California badly needs a fair and smart reform of its tax system – now more than ever after the giveaway to corporations and the wealthy in the new federal tax law.
What the state doesn’t need are more gimmicks, such as soaking corporations with a tax surcharge.
And we should be very careful about new targeted taxes on fast-growing industries – like the one on space transportation companies. California is the only state with such a tax on commercial launches.
That came to mind Tuesday as tech billionaire Elon Musk’s Space X successfully launched Falcon Heavy, the world’s most powerful rocket, from the Kennedy Space Center in Florida. It was thrilling to watch.
SpaceX and United Launch Alliance are launching satellites from Vandenberg Air Force Base; Virgin Galactic has started operations at Mojave Air and Space Port. Assemblyman Tom Lackey, a Palmdale Republican whose district is a center of California’s $62 billion aerospace industry, is trying to block the “space tax” from being collected.
“We are sending a terrible message by taxing an industry that is only in its infancy,” he said in a statement. “Instead, California should continue to protect its role as an aerospace leader and offer an incentive for companies that choose to operate here.”
His Assembly Bill 1878, which would exempt income from launches in California from state taxes, was referred last week to the Assembly Committee on Revenue and Taxation.
The Howard Jarvis Taxpayers Association supports the bill, saying that “government has no business excessively stifling this innovation economy with new taxes and regulations.” The legislation has also been mentioned on Breitbart, the right-wing website that apparently sees space tax as another example of California out of control.

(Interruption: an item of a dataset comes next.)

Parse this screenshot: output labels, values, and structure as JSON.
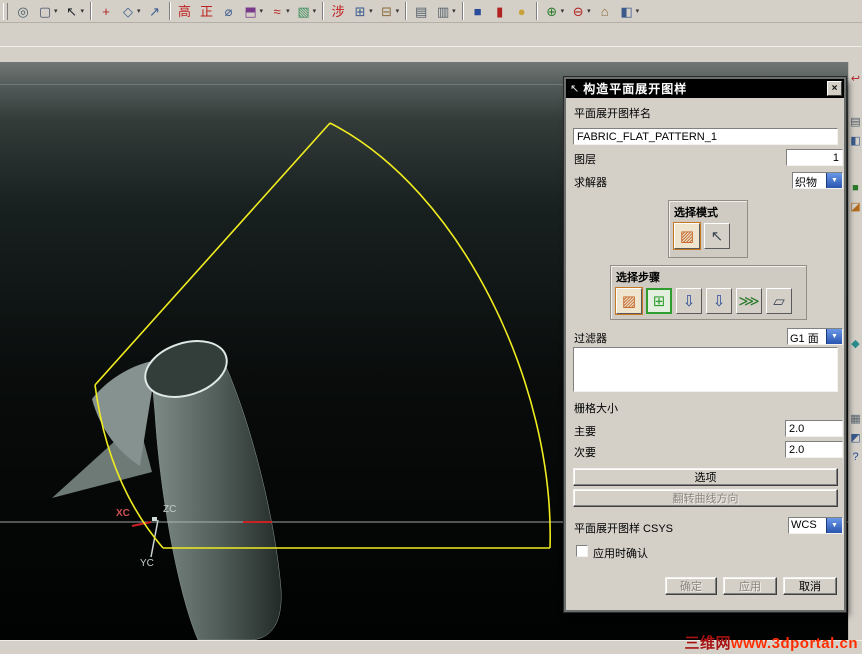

But the state tax board says that the companies, themselves, welcome the certainty of the tax and that the industry has “significant growth potential.” Spokesman Jacob Roper says that the Franchise Tax Board is writing an analysis of the bill.
I don’t often agree with Howard Jarvis, much less Breitbart, but I am skeptical. Technically, the space tax isn’t new; it’s the application of an existing tax that covers trucking firms and other ground transportation companies. But taxing space transportation sure looks like rocket science.
Last year, the Franchise Tax Board came up with a complicated formula that takes into account how many launches each company does from California compared to launches elsewhere, plus how far the rockets go before separation.
The mileage for launches from California is set at only the 62 miles to the edge of space. After that, the companies aren’t taxed. If a company can’t disclose details because of national security issues, a launch is assumed to be 310 miles, a little higher than where the International Space Station is orbiting.
Under the example in the regulations, which took effect Sept. 28, a company has three contracts in a tax year: $2 million for two launches outside California of 1,000 miles each, $500,000 for one launch elsewhere that goes 10,000 miles and $1 million for a launch in California that goes 1,000 miles. After all the calculations, the gross receipts to be used to compute the tax bill would be $256,800.
Besides space travel, Musk also has his hyperloop, the concept right out of science fiction to transport goods and perhaps people at nearly the speed of sound. I can’t wait to see how California taxes that.